Git makes a great front end for SVN; I use it this way regularly on Linux. Msysgit does not currently include git-svn, so no demo.

Tips

Initial Setup:

git config –global color.diff auto

git config –global color.status auto

git config –global color.branch auto

export PS1=”\u@\h \W\$(git-branch 2> /dev/null | grep -e ‘\* ‘ | sed ‘s/^..\(.*\)/ {\1}/’)\$ ”

Remove from source control, the files you have removed from the file system:

git ls-files -z –deleted | git update-index -z –remove –stdin

Using Git in a Closed Team

There are many ways to use Git; you can think of it as mostly a superset of what other systems do. You can use Git to achieve many possible workflows. Here is one way to use it effectively:

Set up a server everyone can pull from and push to.

Use Gitosis or similar.

Have one(+) repo per developer, and one(+) for leads to all push to.

Everyone pushes to their repo.

Leads pull from others’ repos, and push to the main repo.

Server performance is not important, a slow machine can serve many users.

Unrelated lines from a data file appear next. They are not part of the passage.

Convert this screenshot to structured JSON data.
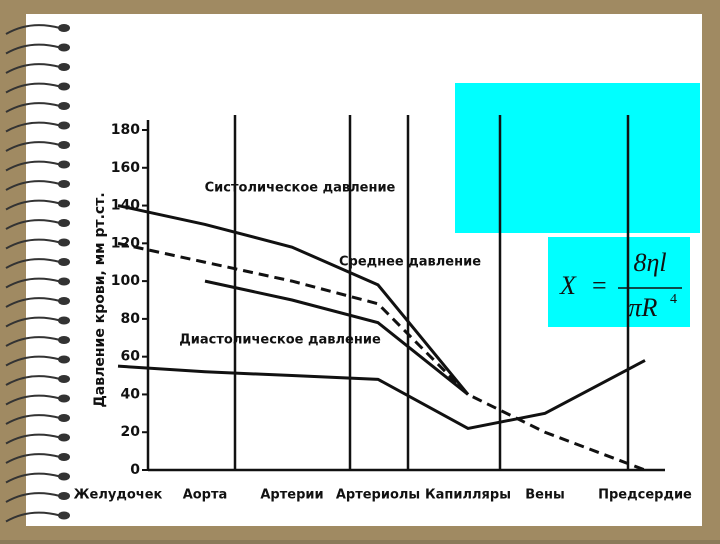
{
  "chart_data": {
    "type": "line",
    "y_label": "Давление крови, мм рт.ст.",
    "categories": [
      "Желудочек",
      "Аорта",
      "Артерии",
      "Артериолы",
      "Капилляры",
      "Вены",
      "Предсердие"
    ],
    "ylim": [
      0,
      180
    ],
    "yticks": [
      0,
      20,
      40,
      60,
      80,
      100,
      120,
      140,
      160,
      180
    ],
    "series": [
      {
        "name": "Систолическое давление",
        "color": "#111111",
        "dashed": false,
        "values": [
          140,
          130,
          118,
          98,
          40,
          null,
          null
        ]
      },
      {
        "name": "Среднее давление",
        "color": "#111111",
        "dashed": true,
        "values": [
          120,
          110,
          100,
          88,
          40,
          20,
          0
        ]
      },
      {
        "name": "Диастолическое давление",
        "color": "#111111",
        "dashed": false,
        "values": [
          null,
          100,
          90,
          78,
          40,
          null,
          null
        ]
      },
      {
        "color": "#111111",
        "dashed": false,
        "values": [
          55,
          52,
          50,
          48,
          22,
          30,
          58
        ]
      }
    ]
  },
  "formula": {
    "lhs": "X",
    "equals": "=",
    "numerator": "8ηl",
    "denominator": "πR",
    "exponent": "4"
  }
}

Backup is not all that important, you will not actually lose anything if the machine dies.

Make your initial repo fork for each person, on the server, for speed and space sharing.

Using Git for Open Source

Clone the project’s repo.

Hack.

Push your changes to your public repo (perhaps on Github)

Get someone to pull them.

git format-patch, if you want to send them.

Problems in the Git World

On Linux, things are going very well. But on Windows, not so well: the Windows port itself  is advancing nicely, but it appears to suffer somewhat badly from the “I am just doing this for fun, if you want it fix, make a patch” problem.

My opinion: to really thrive on Windows, Git needs a firm to create a commercial offering around it, and feed lots of core fixes back to the project.